Based on the judgment of the above trends, the next evolution direction of the intelligent investment advisory industry is gradually becoming clear. The person in charge of Jiufang Lingxi 4.0 believes that the future iteration and imagination space of AI stock diagnosis tools lie in the dual improvement of cognitive depth and scenario integration.

He mentioned that on the one hand, future tools will move towards "specialization" and "atomization".

Just as medicine has developed from general practice to fine - grained specialties, AI investment advisory will also be further refined and dispersed into multiple vertical fields. For example, "industry expert" models focusing on chip cycles, consumer recovery, or new drug approvals will be formed.

At the same time, complex investment analysis capabilities are also expected to be disassembled into more subtle and flexibly combinable "atomic capabilities". For example, detecting abnormal points in financial reports, analyzing industrial chain transmission, evaluating market expectations, and warning of option volatility, enabling intelligent tools to customize personalized analysis solutions for users like assembling Lego bricks.

In terms of scenario integration, the aforementioned person in charge believes that the key lies in seamless intelligent companionship. Specifically, an ideal product should not be a tool that is only remembered when users need it but a partner that can be integrated into the entire investment process around the clock - capable of understanding users' full - scenario needs from pre - market strategy preparation, in - market opportunity capture to post - market review and reflection, and actively providing context - coherent analysis support.

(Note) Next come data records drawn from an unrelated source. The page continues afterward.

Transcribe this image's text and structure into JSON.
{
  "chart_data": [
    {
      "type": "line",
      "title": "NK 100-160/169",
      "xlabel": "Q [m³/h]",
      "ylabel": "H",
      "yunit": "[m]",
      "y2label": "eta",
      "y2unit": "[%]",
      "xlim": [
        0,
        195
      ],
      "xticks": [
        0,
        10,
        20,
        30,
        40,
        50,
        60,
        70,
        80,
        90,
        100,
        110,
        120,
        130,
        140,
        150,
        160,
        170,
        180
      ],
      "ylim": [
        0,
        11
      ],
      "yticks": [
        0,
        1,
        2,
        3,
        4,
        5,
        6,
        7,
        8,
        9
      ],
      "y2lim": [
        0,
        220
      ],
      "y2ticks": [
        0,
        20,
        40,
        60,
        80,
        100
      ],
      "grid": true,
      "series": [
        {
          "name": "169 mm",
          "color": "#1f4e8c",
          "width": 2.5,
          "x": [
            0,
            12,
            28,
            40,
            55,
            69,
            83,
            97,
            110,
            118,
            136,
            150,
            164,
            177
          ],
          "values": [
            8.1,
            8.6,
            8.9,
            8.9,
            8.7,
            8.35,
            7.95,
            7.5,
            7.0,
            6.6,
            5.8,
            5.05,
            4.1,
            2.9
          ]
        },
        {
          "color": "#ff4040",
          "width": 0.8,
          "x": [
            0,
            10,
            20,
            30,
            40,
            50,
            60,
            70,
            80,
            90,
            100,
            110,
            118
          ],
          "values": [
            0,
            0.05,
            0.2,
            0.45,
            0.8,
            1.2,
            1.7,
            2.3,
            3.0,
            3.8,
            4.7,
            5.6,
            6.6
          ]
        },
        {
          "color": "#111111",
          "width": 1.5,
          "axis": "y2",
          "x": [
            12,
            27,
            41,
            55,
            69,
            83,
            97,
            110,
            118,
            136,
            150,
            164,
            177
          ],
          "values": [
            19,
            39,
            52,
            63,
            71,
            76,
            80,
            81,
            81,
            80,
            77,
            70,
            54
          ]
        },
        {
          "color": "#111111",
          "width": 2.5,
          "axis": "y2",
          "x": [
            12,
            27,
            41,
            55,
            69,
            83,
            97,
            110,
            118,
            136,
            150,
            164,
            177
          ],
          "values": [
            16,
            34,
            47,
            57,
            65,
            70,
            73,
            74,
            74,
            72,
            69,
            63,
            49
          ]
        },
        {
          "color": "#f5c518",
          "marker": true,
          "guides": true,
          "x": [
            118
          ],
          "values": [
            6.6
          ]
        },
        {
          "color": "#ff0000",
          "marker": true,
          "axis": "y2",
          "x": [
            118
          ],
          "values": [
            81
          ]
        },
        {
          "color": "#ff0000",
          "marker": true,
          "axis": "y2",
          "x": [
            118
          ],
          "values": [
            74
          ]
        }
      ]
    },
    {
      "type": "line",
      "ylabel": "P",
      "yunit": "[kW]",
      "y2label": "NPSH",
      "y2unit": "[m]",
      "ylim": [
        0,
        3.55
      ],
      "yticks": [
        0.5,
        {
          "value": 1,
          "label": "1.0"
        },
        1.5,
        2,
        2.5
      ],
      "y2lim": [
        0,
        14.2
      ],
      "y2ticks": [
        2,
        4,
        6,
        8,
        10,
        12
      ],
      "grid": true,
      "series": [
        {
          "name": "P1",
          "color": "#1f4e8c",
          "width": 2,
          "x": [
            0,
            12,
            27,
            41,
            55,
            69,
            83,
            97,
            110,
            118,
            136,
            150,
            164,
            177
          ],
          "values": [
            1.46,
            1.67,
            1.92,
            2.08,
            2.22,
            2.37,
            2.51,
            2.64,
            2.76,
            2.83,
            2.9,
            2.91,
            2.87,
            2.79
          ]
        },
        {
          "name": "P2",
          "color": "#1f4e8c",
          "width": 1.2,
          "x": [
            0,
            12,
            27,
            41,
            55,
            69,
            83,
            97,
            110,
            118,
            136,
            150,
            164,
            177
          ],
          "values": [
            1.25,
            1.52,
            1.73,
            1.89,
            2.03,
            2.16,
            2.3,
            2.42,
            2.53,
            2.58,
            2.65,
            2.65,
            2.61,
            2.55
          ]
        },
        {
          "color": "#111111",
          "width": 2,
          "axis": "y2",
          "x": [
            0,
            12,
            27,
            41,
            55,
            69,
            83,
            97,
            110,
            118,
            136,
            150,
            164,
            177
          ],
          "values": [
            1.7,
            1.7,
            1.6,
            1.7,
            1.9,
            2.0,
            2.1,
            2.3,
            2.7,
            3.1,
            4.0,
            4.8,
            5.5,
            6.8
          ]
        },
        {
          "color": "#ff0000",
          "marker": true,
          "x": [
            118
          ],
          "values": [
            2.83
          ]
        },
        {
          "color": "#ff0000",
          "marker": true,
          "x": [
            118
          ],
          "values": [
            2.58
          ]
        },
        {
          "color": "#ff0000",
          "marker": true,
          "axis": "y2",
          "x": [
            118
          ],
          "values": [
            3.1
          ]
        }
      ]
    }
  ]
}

For example, after a user pays attention to a certain stock, if the system can automatically push analysis briefs based on the latest information at key nodes such as the release of its financial report, technological breakthroughs, or the introduction of industry policies, making professional - level investment research support seamlessly integrated, it is expected to cultivate users' usage habits and loyalty.

Conclusion

Extracting value from massive information and assisting decision - making from complex data is not only a challenge for current investors but also the stage mission of the evolution of intelligent investment advisory applications. The exploration of various products in the current market not only provides investors with a "private analyst" that everyone can have and use but also, with further breakthroughs in artificial intelligence technology, is expected to help ordinary investors truly understand the capital market, optimize investment decisions, form a more rational research mindset, and truly contribute to "financial inclusion" and "investment equality".

Looking back at the present, the standard for measuring the value of an intelligent investment advisory application is also changing - it is no longer about "knowing" how much but about whether it can think more clearly and deeply. When AI tools start to "really think", investors' return curves may go further.